THE Gauteng Department of Health is pursuing multiple efforts and strategies to address and prevent attacks on paramedics.
This after a patient was killed inside an ambulance in a mob attack in Attridgeville, Tshwane, on Monday night, 21 November.
The department said the community members in the Mshongoville squatter camp also attacked emergency services personnel who were attending to the patient.
The efforts it wants pursue include the Emergency Communication Centre (ECC) which has profiled areas and calls that may be hoaxes to advise the crews and security cluster when dispatching Emergency Medical Services (EMS) resources.
Health spokesman Motalatale Modiba said standard operating procedures on management and prevention of possible paramedic attacks have been developed and they have established engagement with Community Policing Forums and police in districts and sub-districts to escort and accompany ambulances.
“Gauteng EMS has been meeting with community safety and community leaders (including ward leaders) and we are extending the services of the Employee Health Wellness Program (EHWP) to 24 hours for all EMS personnel, for trauma diffusion, counselling and referral to social workers,” he said.

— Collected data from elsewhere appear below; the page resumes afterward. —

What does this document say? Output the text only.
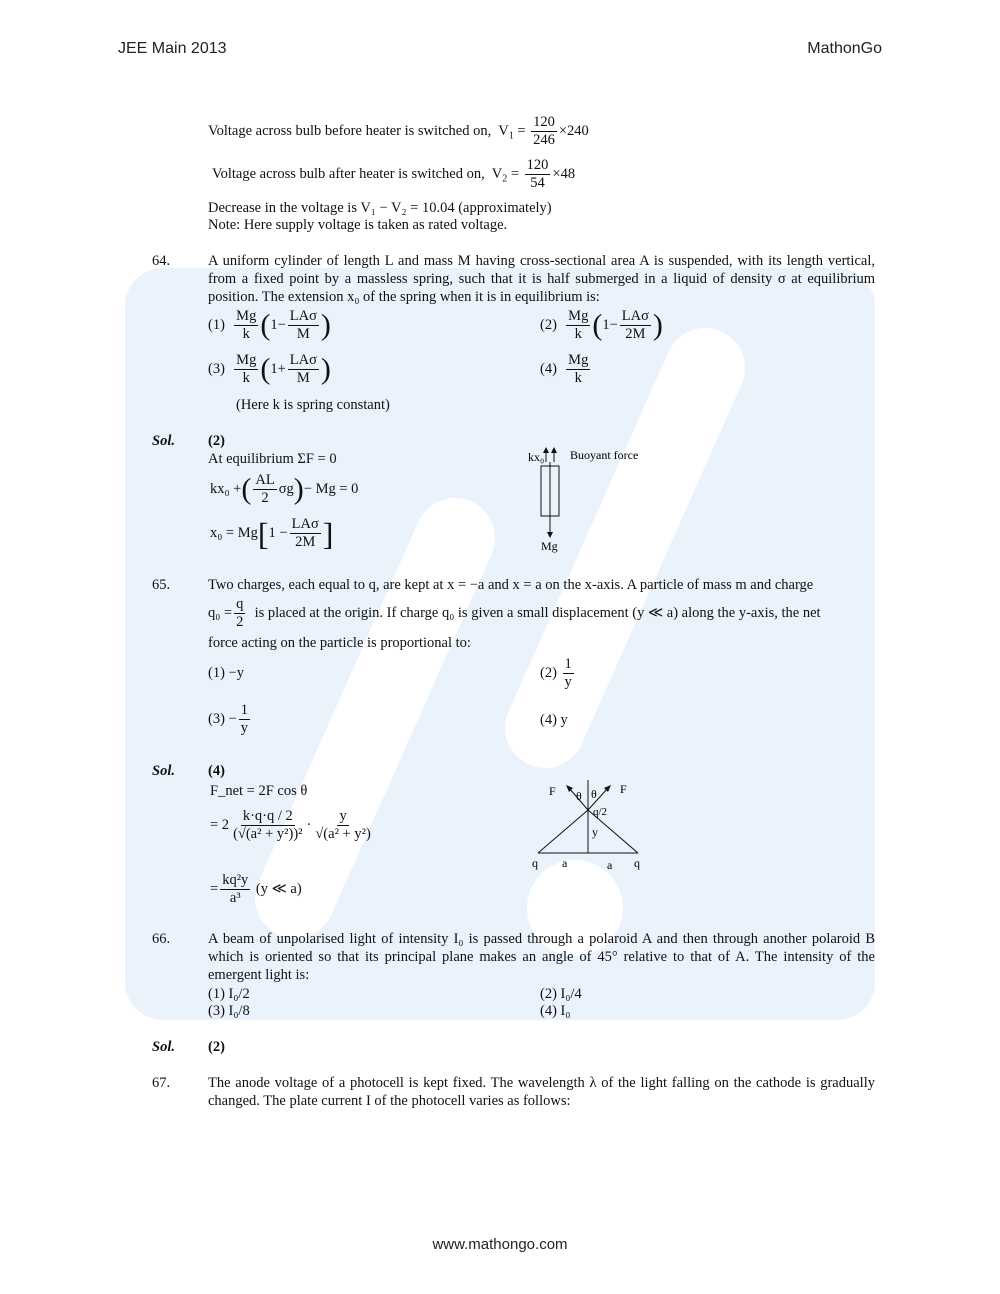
JEE Main 2013	MathonGo
Voltage across bulb before heater is switched on, $V_1 = \frac{120}{246} \times 240$
Voltage across bulb after heater is switched on, $V_2 = \frac{120}{54} \times 48$
Decrease in the voltage is V₁ − V₂ = 10.04 (approximately)
Note: Here supply voltage is taken as rated voltage.
64.	A uniform cylinder of length L and mass M having cross-sectional area A is suspended, with its length vertical, from a fixed point by a massless spring, such that it is half submerged in a liquid of density σ at equilibrium position. The extension x₀ of the spring when it is in equilibrium is:
$(1) \frac{Mg}{k} (1- \frac{\text{LAσ}}{M}$ )	$(2) \frac{Mg}{k} (1- \frac{\text{LAσ}}{2M}$ )
$(3) \frac{Mg}{k} (1+ \frac{\text{LAσ}}{M}$ )	$(4) \frac{Mg}{k}$
(Here k is spring constant)
Sol. (2)
At equilibrium ΣF = 0
kx₀ +( $\frac{AL}{2} \sigma g)- Mg = 0$
$x_0 = Mg[1 - \frac{\text{LAσ}}{2M}$ ]
kx₀ Buoyant force
Mg
65.	Two charges, each equal to q, are kept at x = −a and x = a on the x-axis. A particle of mass m and charge
$q_0 = \frac{q}{2}$ is placed at the origin. If charge q₀ is given a small displacement (y ≪ a) along the y-axis, the net
force acting on the particle is proportional to:
(1) −y	$(2) \frac{1}{y}$
$(3) - \frac{1}{y}$	(4) y
Sol. (4)
F_net = 2F cos θ
= $2 \frac{k\cdot q\cdot q / 2}{\text{(√(a² + y²))²}} \cdot \frac{y}{\text{√(a² + y²)}}$
= $\frac{\text{kq²y}}{\text{a³}} (y$ ≪ a)
F	F
θ θ
q/2
y
q a	a q
66.	A beam of unpolarised light of intensity I₀ is passed through a polaroid A and then through another polaroid B which is oriented so that its principal plane makes an angle of 45° relative to that of A. The intensity of the emergent light is:
(1) I₀/2	(2) I₀/4
(3) I₀/8	(4) I₀
Sol. (2)
67.	The anode voltage of a photocell is kept fixed. The wavelength λ of the light falling on the cathode is gradually changed. The plate current I of the photocell varies as follows:
www.mathongo.com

For safety purposes, he said the roll-out of safety and security equipment for personnel and vehicles are in the final stages.
The roll-out of panic button devices linked to the ECC in all ambulances and response cars, linked to security services in identified areas, is also being finalised.
After a traumatic incident, paramedics receive psychological assistance.
He said there is also continuous monitoring of officials when they return to normal duties.
Despite the attacks, the paramedics continue to respond to an increased volume of calls.